Notebooks

Jupyter notebooks were created to facilitate the use, reproducibility and understanding of the content and especially the results of this repository.

0. The data exploration

The following notebook was used to explore the data and to get a better understanding of the data structure and content. It is not required to run the pipeline, but may be helpful to understand the data and the pipeline.

1. The execute pipeline

This is the main notebook that runs the entire pipeline from data download (i.e., the pdfs of bplans in NRW) to feature extraction (e.g., keyword search) to creation of the final data tables. This notebook can be run unchanged to reproduce the pipeline and results of this repository. This notebook can also be run with new data input (e.g., other federal state) or any other desired changes, however, reproducibility is only guaranteed for unchanged data input and pipeline. Mentioned changes to data input may require slight adjustments of the pipeline.

2. The sub-processes of the pipeline

All the following notebooks reproduce sub-processes of the above pipeline. Each notebook contains detailed explanations of the steps taken and scope for adjustment of parameters or data input.

Downloading and processing the data

2.1 Get started: PDF downloader for land parcels of Bebauungspläne This notebook demonstrates the process of downloading the relevant pdf files from information provided on the NRW geoportal. After the download is complete, the bplan metadata is matched with rplans to enrich resulting data table land_parcels.csv with all relevant information.

2.2 How to: create document_texts table Most pdf files downloaded in the previous step are in a non-machine readable format. In order to nevertheless extract and use the textual information from the files, the pdf scraper was built. The scraper reads all pdf files from a specified folder, extracts the text and returns a csv file with all file names and corresponding text blobs.

2.3 How to: create document_texts table The text blobs extracted in the previous step are enriched with information about the land parcels to which they belong. This creates the data table document_texts.csv.

Extracting the keywords

2.4 Exact keyword search for paragraphs from BauNVO & BauGB: This notebook runs the exact keyword search. The relevant keywords are specified in a separate json file to apply the exact keyword search more easily to different sets of keywords. The dictionary used in this notebook is structured so that each keyword category (e.g. baunvo-1) can contain one or more keywords to consider the category covered (e.g., “§1 baunvo”, “1 baunvo”, or “allgemeine vorschriften für bauflächen und baugebiete”). The output shows either explicitly the keywords per category found in each file or, if so specified, only True/False per category. Both options are illustrated in the notebook.

2.5 Contextual fuzzy keyword search: This notebook runs the contextual (i.e., extract keyword and surrounding words), fuzzy (i.e., non-exact keyword matching based on Levenshtein distance similarity search, e.g. to account for spelling errors or non-perfect extraction from the original PDFs) keyword search for six keyword related to the baunvo (i.e., firsthöhe, traufhöhe, minimale gebäudehöhe, maximale gebäudehöhe, höhe baulicher anlagen, grundflächenzahl, geschossflächenzahl). This is especially important if we are not only interested in the mere occurrence of a certain keyword, but its context also contains valuable information. Here we want to know, for example, not only whether the different building heights were mentioned or not, but what their actual values are (see knowledge_agent_demo).

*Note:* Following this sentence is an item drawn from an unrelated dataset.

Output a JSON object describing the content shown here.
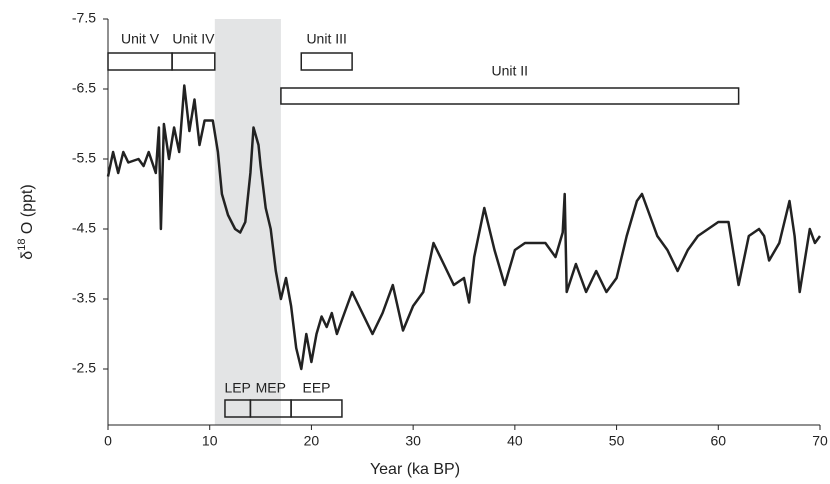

2.6 Contextual fuzzy keyword search for flooding-related keywords: This particular notebook differs from 2.5 not only in the content of the input keywords, but also in their input format. While the previous notebook only uses a list of relevant words as input, this notebook works with a dictionary. This means that several keywords can be assigned to one main category. For example, the category “hq100” is covered by the terms “hq100”, “jahrhunderthochwasser”, “100-jährliches hochwasser”, and “hundertjährliches hochwasser”.

2.7 Agentic knowledge extractor: Lastly, this notebook uses a Large Language Model (LLM) as an agent in order to extract knowledge from text input. Note that this shall require an OpenAI API key of your own. The text snippets extracted by the fuzzy search are here used as input to prompt the LLM. We are interested to find out the actual value of a given keyword from its context. For example, the keyword may be “Firsthöhe” (= ridge height), so we’d like to find out the actual height specified in the bplan.

Parsing the regional plans

2.8 Regional Plans: This notebook shows how to extract content from regional plans, i.e. parse the text from the pdfs and divide them into chapters / sections.

3. Beyond the pipeline

The main pipeline can be extended to include new features or refined by further analyses. The following notebooks illustrate a few exemplary use cases or extensions.

3.1 Create keyword zable: When interested in adding a new keyword that is not yet covered by the previous searches, this notebook can be used to facilitate the process. At the very top, the notebook asks to specify a keyword of choice. Technically, adding this new keyword is all that would be required, but the search could also be customised as desired. The notebook searches all pdf documents, displays the found matches and saves them in the relevant folder.

3.4 Keyword Negation: For cases where results are to be excluded from the keyword search if they occur together with certain keywords, a negated keyword search can be performed. Using the regional plans, this notebook shows how to perform a negated keyword search to remove false positives from the search results.